Paula Lobato de Faria, 23.05.13

 

http://www.publico.pt/ciencia/noticia/especialistas-pedem-o-fim-da-utilizacao-abusiva-de-um-celebre-indice-de-impacto-cientifico-1594967

 

Este artigo dá nota do início daquilo que se poderá designar como a "Impact factor war", declarada no passado dia 16 como muito bem documenta o Science Insider ( http://news.sciencemag.org/scienceinsider/2013/05/call-to-abandon-journal-impact-f.html ). Mais de 150 prestigiados cientistas e 75 grupos científicos de todo o mundo insurgiram-se contra o uso do sistema do "factor de impacto" (uma medida que reflecte e mede a quantidade de vezes que uma revista científica é citada), para avaliar o desempenho de cientistas e académicos. Alegam essencialmente que os investigadores devem ser avaliados pelos resultados e conteúdo do seu trabalho e não pelo factor de impacto do jornal ou revista onde são publicados. O factor de impacto das revistas científicas é calculado pela empresa Thomson Reuters, tendo sido desenvolvido em 1950 como critério para os bibliotecários escolherem as revistas a encomendar.

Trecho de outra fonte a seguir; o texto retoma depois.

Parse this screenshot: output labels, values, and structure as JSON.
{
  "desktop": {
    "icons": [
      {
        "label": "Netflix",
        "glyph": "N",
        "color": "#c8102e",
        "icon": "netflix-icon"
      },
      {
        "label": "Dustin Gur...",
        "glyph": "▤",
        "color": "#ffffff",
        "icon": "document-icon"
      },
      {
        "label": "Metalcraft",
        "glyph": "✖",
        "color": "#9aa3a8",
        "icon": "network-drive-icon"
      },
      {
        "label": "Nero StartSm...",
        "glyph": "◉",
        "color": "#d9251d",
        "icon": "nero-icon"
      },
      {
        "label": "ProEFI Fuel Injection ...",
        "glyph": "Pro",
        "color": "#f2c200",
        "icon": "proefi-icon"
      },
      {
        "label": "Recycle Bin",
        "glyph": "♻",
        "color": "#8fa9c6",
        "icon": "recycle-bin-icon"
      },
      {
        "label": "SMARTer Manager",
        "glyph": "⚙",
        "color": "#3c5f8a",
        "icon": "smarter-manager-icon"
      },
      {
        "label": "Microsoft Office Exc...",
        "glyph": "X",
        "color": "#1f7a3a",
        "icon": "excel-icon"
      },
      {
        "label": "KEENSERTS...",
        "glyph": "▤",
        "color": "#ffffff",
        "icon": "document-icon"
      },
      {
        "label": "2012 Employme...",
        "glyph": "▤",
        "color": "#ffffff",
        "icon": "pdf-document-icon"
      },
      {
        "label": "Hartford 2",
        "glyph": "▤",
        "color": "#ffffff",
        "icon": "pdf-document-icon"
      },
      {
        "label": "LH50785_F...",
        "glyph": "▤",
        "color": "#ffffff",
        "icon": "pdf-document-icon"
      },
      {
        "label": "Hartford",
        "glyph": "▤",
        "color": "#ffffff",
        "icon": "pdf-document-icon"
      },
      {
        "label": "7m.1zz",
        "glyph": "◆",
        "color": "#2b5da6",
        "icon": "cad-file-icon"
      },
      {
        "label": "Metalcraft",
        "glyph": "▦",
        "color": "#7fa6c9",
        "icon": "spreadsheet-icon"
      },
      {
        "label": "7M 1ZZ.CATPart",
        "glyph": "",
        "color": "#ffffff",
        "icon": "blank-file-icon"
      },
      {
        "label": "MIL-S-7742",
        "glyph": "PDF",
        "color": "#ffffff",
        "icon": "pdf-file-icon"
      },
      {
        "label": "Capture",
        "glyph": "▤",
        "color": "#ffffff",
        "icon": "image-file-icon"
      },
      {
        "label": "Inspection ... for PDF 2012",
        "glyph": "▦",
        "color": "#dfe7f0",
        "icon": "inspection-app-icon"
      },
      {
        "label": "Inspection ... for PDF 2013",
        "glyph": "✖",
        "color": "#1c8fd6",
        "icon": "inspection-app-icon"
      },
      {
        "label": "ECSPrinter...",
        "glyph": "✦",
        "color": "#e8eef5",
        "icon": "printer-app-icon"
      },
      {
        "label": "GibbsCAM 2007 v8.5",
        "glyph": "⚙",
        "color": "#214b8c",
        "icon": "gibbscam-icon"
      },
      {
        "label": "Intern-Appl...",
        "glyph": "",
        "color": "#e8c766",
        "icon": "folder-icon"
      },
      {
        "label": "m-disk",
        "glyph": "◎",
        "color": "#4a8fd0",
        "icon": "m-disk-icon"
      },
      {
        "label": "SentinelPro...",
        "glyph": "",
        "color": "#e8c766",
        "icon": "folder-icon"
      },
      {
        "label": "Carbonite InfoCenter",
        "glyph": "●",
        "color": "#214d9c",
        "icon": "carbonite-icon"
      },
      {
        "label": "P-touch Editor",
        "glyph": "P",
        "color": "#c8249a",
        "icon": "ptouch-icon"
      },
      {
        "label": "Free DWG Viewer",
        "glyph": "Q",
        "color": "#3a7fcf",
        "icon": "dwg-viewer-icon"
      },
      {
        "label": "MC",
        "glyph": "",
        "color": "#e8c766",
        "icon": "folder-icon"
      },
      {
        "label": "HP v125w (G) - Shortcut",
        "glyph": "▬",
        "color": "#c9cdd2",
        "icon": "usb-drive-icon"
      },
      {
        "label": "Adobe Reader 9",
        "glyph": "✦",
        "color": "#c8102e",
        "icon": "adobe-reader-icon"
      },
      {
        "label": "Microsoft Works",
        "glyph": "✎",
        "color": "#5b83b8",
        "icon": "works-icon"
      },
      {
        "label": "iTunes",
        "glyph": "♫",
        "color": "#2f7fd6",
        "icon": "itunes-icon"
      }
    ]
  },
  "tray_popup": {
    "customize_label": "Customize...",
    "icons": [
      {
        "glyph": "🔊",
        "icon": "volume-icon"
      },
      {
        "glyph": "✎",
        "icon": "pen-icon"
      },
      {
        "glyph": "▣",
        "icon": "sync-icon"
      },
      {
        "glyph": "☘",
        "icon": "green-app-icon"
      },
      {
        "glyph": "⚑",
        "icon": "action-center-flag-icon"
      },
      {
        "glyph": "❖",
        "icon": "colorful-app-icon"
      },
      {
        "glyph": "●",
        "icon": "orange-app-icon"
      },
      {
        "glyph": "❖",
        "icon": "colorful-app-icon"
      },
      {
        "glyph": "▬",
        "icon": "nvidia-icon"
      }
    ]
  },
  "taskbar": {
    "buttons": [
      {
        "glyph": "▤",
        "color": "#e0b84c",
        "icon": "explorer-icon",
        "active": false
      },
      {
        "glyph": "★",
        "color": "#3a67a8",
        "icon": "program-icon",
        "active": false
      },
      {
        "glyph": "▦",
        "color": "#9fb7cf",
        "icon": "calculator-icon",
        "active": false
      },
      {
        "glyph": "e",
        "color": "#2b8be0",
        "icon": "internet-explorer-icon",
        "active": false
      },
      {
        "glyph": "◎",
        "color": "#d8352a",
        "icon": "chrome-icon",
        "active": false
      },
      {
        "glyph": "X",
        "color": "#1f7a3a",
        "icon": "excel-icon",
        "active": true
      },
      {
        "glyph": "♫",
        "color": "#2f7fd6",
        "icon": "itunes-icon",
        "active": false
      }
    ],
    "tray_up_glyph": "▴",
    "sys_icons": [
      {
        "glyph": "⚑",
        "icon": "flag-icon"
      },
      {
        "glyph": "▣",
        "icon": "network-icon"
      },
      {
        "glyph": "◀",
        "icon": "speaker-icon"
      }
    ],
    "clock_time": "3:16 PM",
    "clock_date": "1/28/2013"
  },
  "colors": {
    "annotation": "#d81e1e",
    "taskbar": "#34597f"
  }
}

Acontece, porém, que hoje este sistema se transformou na medida única para avaliar o desempenho de cientistas e académicos em todo o mundo o que começa agora a ser contestado, sobretudo pelos países de economias emergentes, onde os cientistas para serem reconhecidos têm que publicar em revistas maioritariamente anglo-saxónicas, tomadas por cientistas de língua inglesa, o que se tem revelado um enviesamento à publicação e uma injustiça.
Outro dos grandes problemas que o sistema do "factor de impacto" tem gerado é a subalternização das ciências sociais (pejorativamente designadas por "soft sciences") versus ciências básicas (ou "naturais"), dado que as revistas científicas de alto factor de impacto publicam sobretudo artigos nas áreas das "hard sciences", as quais têm, também, paralelamente, uma muito mais longa tradição na publicação de "alto impacto" e em inglês. Aquele sistema de avaliação revela-se assim muito injusto para áreas de estudo fundamentais para a compreensão do funcionamento das sociedades, tais como a saúde pública, a sociologia, a antropologia, a economia, o direito, a história, e a psicologia, entre outras.

E, eis que finalmente a comunidade científica mundial denuncia que há algo de podre no Reino da Ciência, declarando guerra ao sistema de avaliação baseado no factor de impacto. Este facto tem, quanto a nós, uma dupla possibilidade de leitura.

Primeiro, há que não ser ingénuo e reconhecer a enorme dificuldade em desenhar um sistema de avaliação científica isento, justo e eficaz, pelo que este será sempre um objectivo muito complexo e difícil de atingir. Conflitos de interesses, lobbying e má-conduta científica espreitam a cada esquina num mundo académico altamente competitivo. Por outro lado, parece-nos que o sentido desta guerra agora declarada reflecte, sobretudo, o fim da hegemonia anglo-saxónica na produção de ciência, com tudo o que esta realidade significa na geopolítica científica.

 

No entanto, apesar de o caminho ser tortuoso e duro, esta nova "impact factor war", como tentativa para acabar com os enviesamentos na ciência e dar valor a todos os que merecem aí ser reconhecidos, representa uma saudável "pedrada no charco" no endogâmico mundo da publicação científica. Há que seguir os próximos capítulos com atenção e contribuir para uma discussão que promete aquecer nos próximos tempos.